— Получше теперь? — спросил он.
— Да, спасибо. Спасибо огромное. Мне гораздо лучше. Теперь я смогу заснуть.
— М-м. Думаю, тебе известно, что твоя разновидность астмы отчасти вызвана психологическими причинами.
— Да.
— Ты много читаешь, так ведь?
— Да.
— Даешь волю рукам?
— Нет, разве кто очень напрашивается.
— Я не о том. Онанизмом занимаешься?
Toy залился краской и уставился на одеяло.
— Да.
— Как часто?
— Четыре-пять раз в неделю.
— М-м. Довольно-таки часто. Мнения на этот счет до сих пор расходятся, однако есть свидетельства того, что в результате мастурбации нервные заболевания обостряются. Пациенты психиатрических клиник, к примеру, и вправду много мастурбируют. На твоем месте я постарался бы от этого отказаться.
— Да. Да-да, я постараюсь, непременно.
— Вот тебе таблетки изопреналина. Если станет хуже, разломи одну и рассоси половинку под языком. Думаю, это тебе должно помочь.
После ухода доктора на душе у Toy было не очень спокойно, однако заснул он сразу же.
Toy очнулся глубокой ночью: ему было так плохо, как никогда. Таблетки изопреналина не подействовали: образ Джун Хейг встал у него перед глазами — неотвязный, прожигающий насквозь раскаленной кочергой. «Если я стану думать о ней просто так, — сказал себе Toy, — все будет хорошо. Мастурбировать незачем». Он принялся думать о Джун просто так — и через десять минут не удержался. Хищное удушье набросилось на него вновь. Toy прижал к груди стиснутые кулаки и с усилием втянул в себя воздух: в горле у него клокотало. Страх разросся до панического, в голове завертелись обрывки бессвязных мыслей: Не могу ты не нет не буду оно придет тону нет нет нет тону в нет нет нет нечем дышать не могу вы не оно есть…

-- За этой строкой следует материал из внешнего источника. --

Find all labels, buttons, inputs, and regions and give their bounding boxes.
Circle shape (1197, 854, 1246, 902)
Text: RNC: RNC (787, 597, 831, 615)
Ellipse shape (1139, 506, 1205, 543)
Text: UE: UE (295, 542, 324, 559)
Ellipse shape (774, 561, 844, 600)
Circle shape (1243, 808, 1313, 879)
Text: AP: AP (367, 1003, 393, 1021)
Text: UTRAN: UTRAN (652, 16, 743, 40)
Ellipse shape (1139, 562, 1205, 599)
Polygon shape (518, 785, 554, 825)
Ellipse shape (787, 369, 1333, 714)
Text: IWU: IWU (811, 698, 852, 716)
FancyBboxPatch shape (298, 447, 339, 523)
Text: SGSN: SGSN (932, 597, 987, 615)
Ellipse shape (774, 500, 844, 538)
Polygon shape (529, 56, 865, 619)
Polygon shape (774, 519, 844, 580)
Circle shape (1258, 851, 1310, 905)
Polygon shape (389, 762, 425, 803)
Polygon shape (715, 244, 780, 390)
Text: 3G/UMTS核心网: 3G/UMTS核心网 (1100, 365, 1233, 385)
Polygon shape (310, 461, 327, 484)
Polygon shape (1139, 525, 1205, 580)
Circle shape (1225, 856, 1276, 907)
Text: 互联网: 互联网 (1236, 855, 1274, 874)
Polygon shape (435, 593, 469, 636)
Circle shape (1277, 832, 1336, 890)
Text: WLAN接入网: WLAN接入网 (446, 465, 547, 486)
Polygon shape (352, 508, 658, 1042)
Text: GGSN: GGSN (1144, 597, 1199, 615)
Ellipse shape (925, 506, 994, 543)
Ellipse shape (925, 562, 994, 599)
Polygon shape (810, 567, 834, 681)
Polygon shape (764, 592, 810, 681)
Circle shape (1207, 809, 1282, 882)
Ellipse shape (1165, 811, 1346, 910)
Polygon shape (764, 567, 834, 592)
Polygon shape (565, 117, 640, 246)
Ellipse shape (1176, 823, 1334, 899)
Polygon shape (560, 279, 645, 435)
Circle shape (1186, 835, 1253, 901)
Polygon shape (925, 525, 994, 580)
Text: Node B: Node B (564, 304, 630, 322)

В мозгу загудело. Подступал обморок, но от внезапно оформившейся мысли — Если я заслужил это, то это благо — сознание начало возвращаться, наполняя его ликованием. Глядя на лампочку ночника, Toy усмехнулся. Мука вытеснила страх. Хрипло дыша, он взял с прикроватного столика блокнот и карандаш — и крупными неровными буквами записал:
Господи Боже Ты существуешь Ты существуешь мое наказание — тому подтверждение. Мое наказание не свыше того что я могу вынести страдаю я справедливо боль уже меньше оттого что я понял это справедливо я никогда больше не буду этого делать борьба будет нелегкой но с Твоей помощью я к ней готов я никогда больше не буду этого делать.

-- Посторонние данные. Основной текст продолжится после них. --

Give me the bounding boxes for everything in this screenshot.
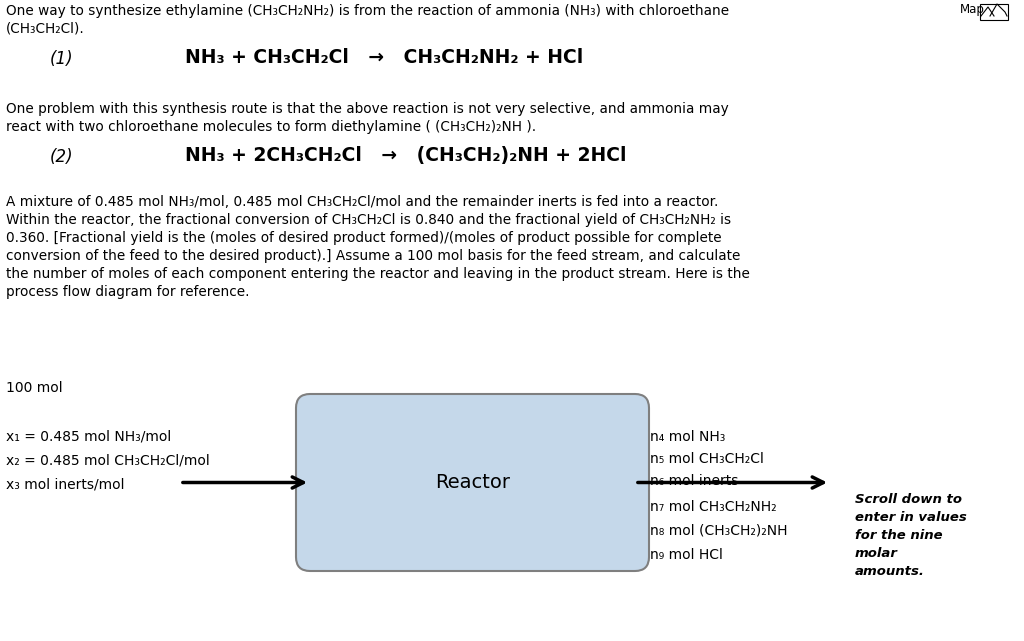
Text: x₂ = 0.485 mol CH₃CH₂Cl/mol: x₂ = 0.485 mol CH₃CH₂Cl/mol [6,453,210,467]
Text: n₅ mol CH₃CH₂Cl: n₅ mol CH₃CH₂Cl [650,452,764,466]
Text: the number of moles of each component entering the reactor and leaving in the pr: the number of moles of each component en… [6,267,750,281]
Text: NH₃ + 2CH₃CH₂Cl   →   (CH₃CH₂)₂NH + 2HCl: NH₃ + 2CH₃CH₂Cl → (CH₃CH₂)₂NH + 2HCl [185,146,627,165]
Text: conversion of the feed to the desired product).] Assume a 100 mol basis for the : conversion of the feed to the desired pr… [6,249,740,263]
Text: process flow diagram for reference.: process flow diagram for reference. [6,285,250,299]
Text: x₃ mol inerts/mol: x₃ mol inerts/mol [6,478,125,492]
Text: Reactor: Reactor [435,473,510,492]
Text: Map: Map [961,3,985,16]
Text: n₇ mol CH₃CH₂NH₂: n₇ mol CH₃CH₂NH₂ [650,500,776,514]
Text: react with two chloroethane molecules to form diethylamine ( (CH₃CH₂)₂NH ).: react with two chloroethane molecules to… [6,120,537,134]
Text: (1): (1) [50,50,74,68]
Text: (2): (2) [50,148,74,166]
FancyBboxPatch shape [296,394,649,571]
Text: x₁ = 0.485 mol NH₃/mol: x₁ = 0.485 mol NH₃/mol [6,430,171,444]
Text: 0.360. [Fractional yield is the (moles of desired product formed)/(moles of prod: 0.360. [Fractional yield is the (moles o… [6,231,722,245]
Bar [980,4,1008,20]
Text: 100 mol: 100 mol [6,381,62,395]
Text: n₄ mol NH₃: n₄ mol NH₃ [650,430,725,444]
Text: Within the reactor, the fractional conversion of CH₃CH₂Cl is 0.840 and the fract: Within the reactor, the fractional conve… [6,213,731,227]
Text: n₆ mol inerts: n₆ mol inerts [650,474,738,488]
Text: One problem with this synthesis route is that the above reaction is not very sel: One problem with this synthesis route is… [6,102,729,116]
Text: n₈ mol (CH₃CH₂)₂NH: n₈ mol (CH₃CH₂)₂NH [650,523,787,537]
Text: One way to synthesize ethylamine (CH₃CH₂NH₂) is from the reaction of ammonia (NH: One way to synthesize ethylamine (CH₃CH₂… [6,4,729,18]
Text: (CH₃CH₂Cl).: (CH₃CH₂Cl). [6,22,85,36]
Text: NH₃ + CH₃CH₂Cl   →   CH₃CH₂NH₂ + HCl: NH₃ + CH₃CH₂Cl → CH₃CH₂NH₂ + HCl [185,48,584,67]
Text: n₉ mol HCl: n₉ mol HCl [650,548,723,562]
Text: Scroll down to
enter in values
for the nine
molar
amounts.: Scroll down to enter in values for the n… [855,493,967,578]
Text: A mixture of 0.485 mol NH₃/mol, 0.485 mol CH₃CH₂Cl/mol and the remainder inerts : A mixture of 0.485 mol NH₃/mol, 0.485 mo… [6,195,719,209]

На следующий день он проделал это трижды. Мисс Маклаглан отправила матери Toy телеграмму, и та через день приехала. Стоя возле его постели и с печальной улыбкой глядя на него сверху вниз, она покачала головой:
— Что, сынок, расклеился? — Toy улыбнулся в ответ. — Бедняжечка мой. Поправишься чуть-чуть — и я с тобой останусь, побуду немножко. Вот и повод для отпуска.
Toy переместили в большую комнату с низким потолком, где стояли две кровати. Одна была отведена ему, на другой расположились Рут с матерью. Ночью, когда потушили свет, Рут попросила:
— Спой нам, мамочка. Ты уже сто лет нам не пела.
Миссис Toy спела несколько колыбельных, потом разные сентиментальные песенки равнинной Шотландии — «Лови овец», «Тише, пташечка, пой», «Не тартан мой». Когда-то миссис Toy получала премии на музыкальных фестивалях, а сейчас могла брать высокие ноты только вполголоса, почти что шепотом. Она запела было «Красавчика Джорджа Кэмпбелла», который начинается с пронзительно-жалобной ноты, но голос у нее сорвался, начал фальшивить, она умолкла и рассмеялась:
— Ах, теперь это не для меня. Я уже состарилась.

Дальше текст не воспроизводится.